Dans l’ouest de l’Ukraine, de nombreux médecins ont fui la région pour éviter les bombardements russes aveugles.

Dans l’est de l’Ukraine, les forces russes continuent de frapper la région, par voie terrestre, maritime et aérienne, ce qui fait que les hôpitaux des lignes de front sont surchargés de blessés.

Dans la ville de Kramatorsk, située dans la région du Donbass, les forces russes ont lancé une « attaque sanglante », qui a provoqué un flux continu d’ambulances vers l’hôpital de la ville, transportant des civils et des militaires souffrant de blessures graves et potentiellement mortelles.

La responsable des soins infirmiers de l’hôpital de la ville, Tatiana Bakeva, a déclaré au « Washington Post » que seuls deux des dix médecins de l’hôpital n’étaient pas partis, et qu’ils travaillaient pendant six jours complets, 24 heures sur 24, avec l’aide de six infirmières seulement,

L’histoire est presque identique dans tous les hôpitaux du Donbass.

À Avdiivka, situé sur les lignes de front des combats, le seul directeur médical et chirurgien restant de l’hôpital a déclaré que lui et le reste des médecins ne sont jamais partis, sauf pour acheter quelques denrées alimentaires, rapporte le Washington Post.

Dans la ville de Slaviansk, le ciel était couvert de colonnes de fumée, suite aux bombardements russes continus, et seul un tiers du personnel médical est resté dans l’hôpital de la ville.

« Nous ne sommes pas en mesure de faire face à un si grand nombre de blessés », a déclaré Svetlana Druzhenko, qui coordonne les évacuations d’urgence des soldats et des civils blessés des zones de combat.

Selon le « Washington Post », de nombreux blessés sont transportés de l’est du pays vers Dnipro, une ville d’un million d’habitants qui compte six grands hôpitaux.

Le chirurgien du Centre de chirurgie plastique et des brûlures de Dnipro, Pavlo Badiul, a déclaré que les hôpitaux de la ville connaissent une pénurie de personnel médical.

Il a ajouté : « Le centre était rempli de blessés de guerre, et l’équipe travaillait sans interruption. »

Selon le journal, malgré les précédents avertissements concernant la planification de l’invasion de l’Ukraine par la Russie, certaines institutions ukrainiennes ont refusé de croire ces avertissements, et les hôpitaux n’étaient donc pas préparés à faire face au nombre croissant de blessés de guerre.

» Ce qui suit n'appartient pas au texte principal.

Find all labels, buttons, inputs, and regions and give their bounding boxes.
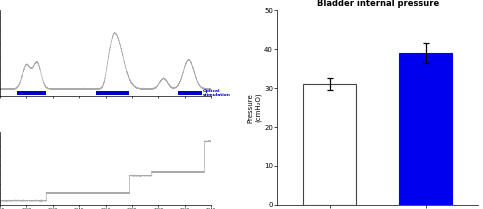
- Y-axis label: Pressure
(cmH₂O): Pressure (cmH₂O): [248, 93, 261, 122]
- Bar: [96, 91, 129, 94]
- Bar: [17, 91, 46, 94]
- Bar: [399, 53, 452, 205]
- Bar: [303, 84, 356, 205]
- Bar: [178, 91, 202, 94]
- Title: Bladder internal pressure: Bladder internal pressure: [316, 0, 439, 8]
- Text: Optical
stimulation: Optical stimulation: [203, 89, 231, 97]
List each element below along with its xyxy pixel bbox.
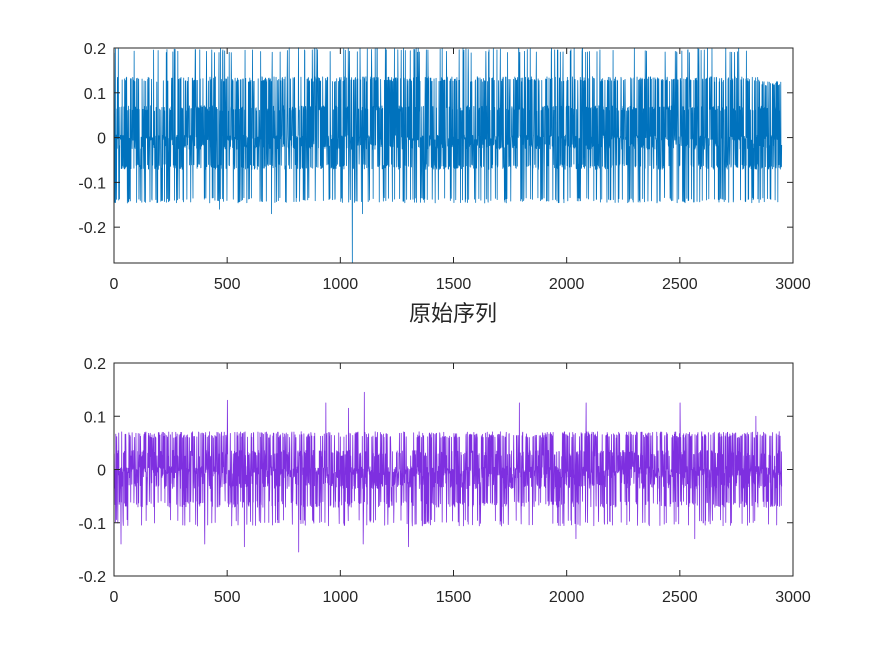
series-line <box>113 391 783 553</box>
x-tick-label: 1000 <box>323 276 359 293</box>
x-tick-label: 2000 <box>549 589 585 606</box>
y-tick-label: -0.1 <box>78 516 106 533</box>
x-tick-label: 0 <box>110 589 119 606</box>
chart-processed-sequence: 0.2 0.1 0 -0.1 -0.2 0 500 1000 1500 2000 2500 3000 <box>78 356 810 606</box>
x-tick-label: 500 <box>214 589 241 606</box>
x-tick-label: 2500 <box>662 276 698 293</box>
series-line <box>113 47 783 264</box>
x-tick-label: 2000 <box>549 276 585 293</box>
y-tick-label: 0 <box>97 131 106 148</box>
y-tick-label: 0.1 <box>84 86 106 103</box>
x-tick-label: 500 <box>214 276 241 293</box>
y-tick-label: 0.2 <box>84 41 106 58</box>
x-axis-label: 原始序列 <box>409 302 497 327</box>
x-ticks: 0 500 1000 1500 2000 2500 3000 <box>110 363 811 606</box>
x-tick-label: 0 <box>110 276 119 293</box>
x-tick-label: 2500 <box>662 589 698 606</box>
chart-original-sequence: 0.2 0.1 0 -0.1 -0.2 0 500 1000 1500 2000 2500 3000… <box>78 41 810 327</box>
x-tick-label: 1000 <box>323 589 359 606</box>
y-tick-label: -0.1 <box>78 175 106 192</box>
x-tick-label: 3000 <box>775 589 811 606</box>
axes-box <box>113 47 794 264</box>
series-layer <box>113 47 783 264</box>
y-tick-label: 0.1 <box>84 409 106 426</box>
y-tick-label: -0.2 <box>78 569 106 586</box>
axes-box <box>113 362 794 577</box>
series-layer <box>113 391 783 553</box>
x-tick-label: 1500 <box>436 276 472 293</box>
y-tick-label: -0.2 <box>78 220 106 237</box>
y-ticks: 0.2 0.1 0 -0.1 -0.2 <box>78 41 793 237</box>
y-tick-label: 0 <box>97 463 106 480</box>
y-ticks: 0.2 0.1 0 -0.1 -0.2 <box>78 356 793 586</box>
x-tick-label: 1500 <box>436 589 472 606</box>
y-tick-label: 0.2 <box>84 356 106 373</box>
x-tick-label: 3000 <box>775 276 811 293</box>
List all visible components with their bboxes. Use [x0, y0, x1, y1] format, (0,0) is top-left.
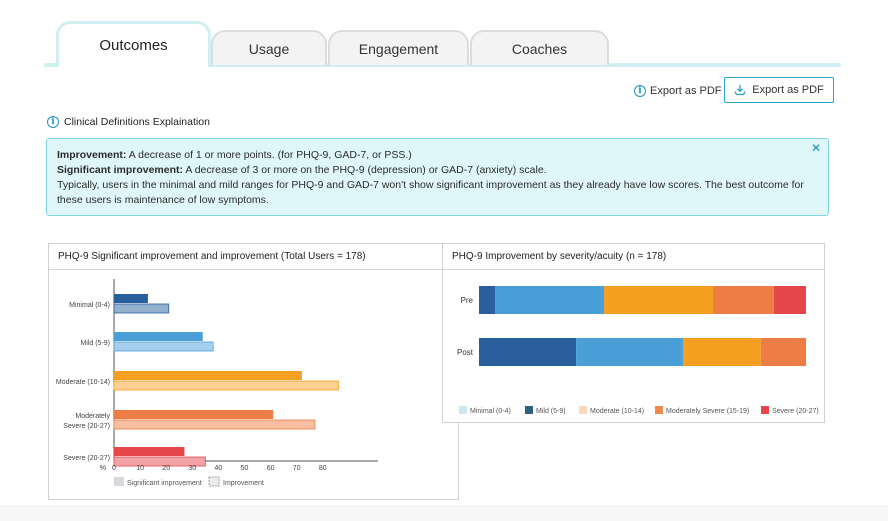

Au cours de la première semaine de l’invasion, le chirurgien Maxim Kozymyaka s’est porté volontaire pour aider l’hôpital militaire de Zaporizhia, l’un des principaux centres de traitement des soldats dans l’est et le sud de l’Ukraine.

Il a déclaré au « Washington Post » que l’hôpital était surchargé par 30 à 40 blessés par jour et ne disposait pas de fournitures suffisantes pour traiter les blessures par balle ou toute autre blessure grave.